Petitioner contends that his waiver of indictment was not knowing, voluntary and intelligent and that the superior court information was therefore jurisdictionally defective such that County Court lacks jurisdiction over him. Initially, we note that, because a writ of prohibition may be used for collateral review of an error of law "where the very jurisdiction and power of the court are in issue" (Matter of Steingut v Gold, 42 NY2d 311, 315 [1977]; see Matter of Morgenthau v Erlbaum, 59 NY2d 143, 149-150 [1983], cert denied 464 US 993 [1983]) and "[a] valid and sufficient accusatory instrument is a non-waivable jurisdictional prerequisite to a criminal prosecution" (People v Harper, 37 NY2d 96, 99 [1975]; see People v Franco, 86 NY2d 493, 500 [1995]), a writ of prohibition is a proper vehicle for petitioner to bring this claim. Nevertheless, we find it to be without merit.

Petitioner fails to show that his waiver of indictment was not knowing, voluntary and intelligent or was otherwise invalid. "A defendant may waive indictment and consent to be prosecuted by superior court information when . . . a local criminal court has held the defendant for the action of a grand jury" (CPL 195.10

[1]). "Being so 'held' for the action of a [g]rand [j]ury involves the filing of a felony complaint on which [the] defendant has been arraigned and a finding after a preliminary hearing (unless waived by [the] defendant) that reasonable cause exists to believe that [the] defendant committed a felony" (People v Barber, 280 AD2d 691, 692 [2001], lv denied 96 NY2d 825 [2001]; see CPL 180.70; People v D'Amico, 76 NY2d 877, 879 [1990]; People v Gallagher, 34 AD3d 941, 942 [2006], lv denied 8 NY3d 880 [2007]).

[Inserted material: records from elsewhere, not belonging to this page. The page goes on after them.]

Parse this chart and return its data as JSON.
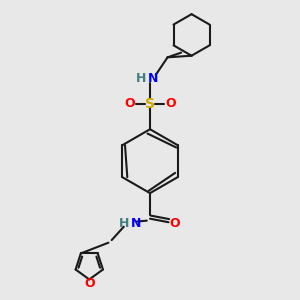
{
  "background_color": "#e8e8e8",
  "bond_color": "#1a1a1a",
  "N_color": "#0000ff",
  "O_color": "#ff0000",
  "S_color": "#ccaa00",
  "teal_color": "#408080",
  "figsize": [
    3.0,
    3.0
  ],
  "dpi": 100,
  "xlim": [
    0,
    300
  ],
  "ylim": [
    0,
    300
  ]
}
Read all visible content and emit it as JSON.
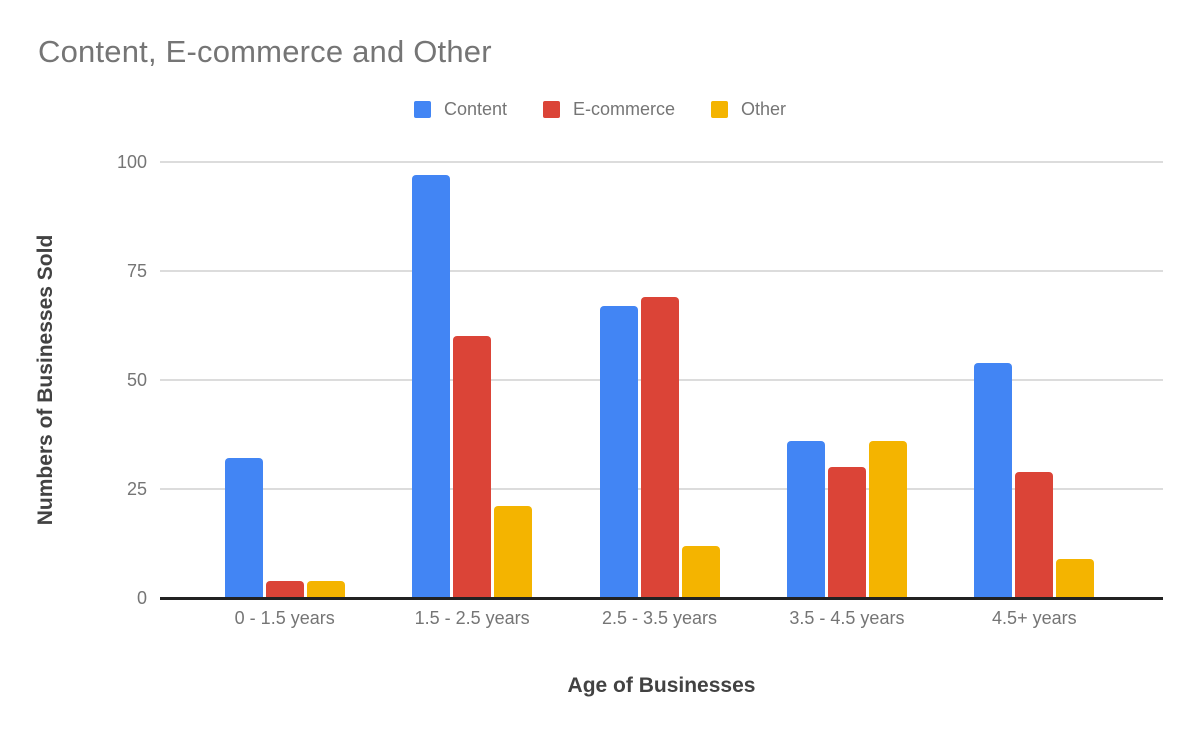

Here, petitioner was arraigned upon the two felony complaints and waived a preliminary hearing, the matter was transferred to County Court, and County Court approved petitioner's waiver of indictment upon a finding that it complied with the requirements of CPL article 190 (see People v Barber, 280 AD2d at 692; People v Valenti, 264 AD2d 904, 905 [1999], lv denied 94 NY2d 926 [2000]). Indeed, "[petitioner's] signed waiver of indictment expressly states that he was held for the action of the . . . grand jury, making his waiver valid" (People v Cottelli, 46 AD3d 952, 953 [2007], lv denied 9 NY3d 1032 [2008]; see People v Valenti, 264 AD2d at 905). Moreover, the terms of the waiver clearly set forth its ramifications and it was signed, in open court, by both petitioner and his attorney. Other than petitioner's bare assertions that, had he been counseled otherwise, he would not have waived his preliminary hearing or indictment, no other proof has been offered in support of his claim. Under these circumstances, we find that the waiver of indictment was knowingly, voluntarily and intelligently made (see People v Brown, 309 AD2d 1084, 1084 [2003], lv denied 1 NY3d 595 [2004]; People v Powers, 302 AD2d 685, 685-686 [2003]). As such, the subsequently filed superior court information was not jurisdictionally defective (see People v Talback, 32 AD3d 559, 560 [2006], lv denied 7 NY3d 870 [2006]; People v Barber, 280 AD2d at 693). Since it superceded the felony complaints, any insufficiency in those initiating accusatory instruments is irrelevant (see People v Jackson, 286 AD2d 912, 912 [2001], lv denied 97 NY2d 755 [2002]; see also People v Schell, 300 AD2d 1120, 1121 [2002], lv denied 99 NY2d 632 [2003]).

Malone Jr., Kavanagh, McCarthy and Garry, JJ., concur.

ADJUDGED that the petition is dismissed, without costs.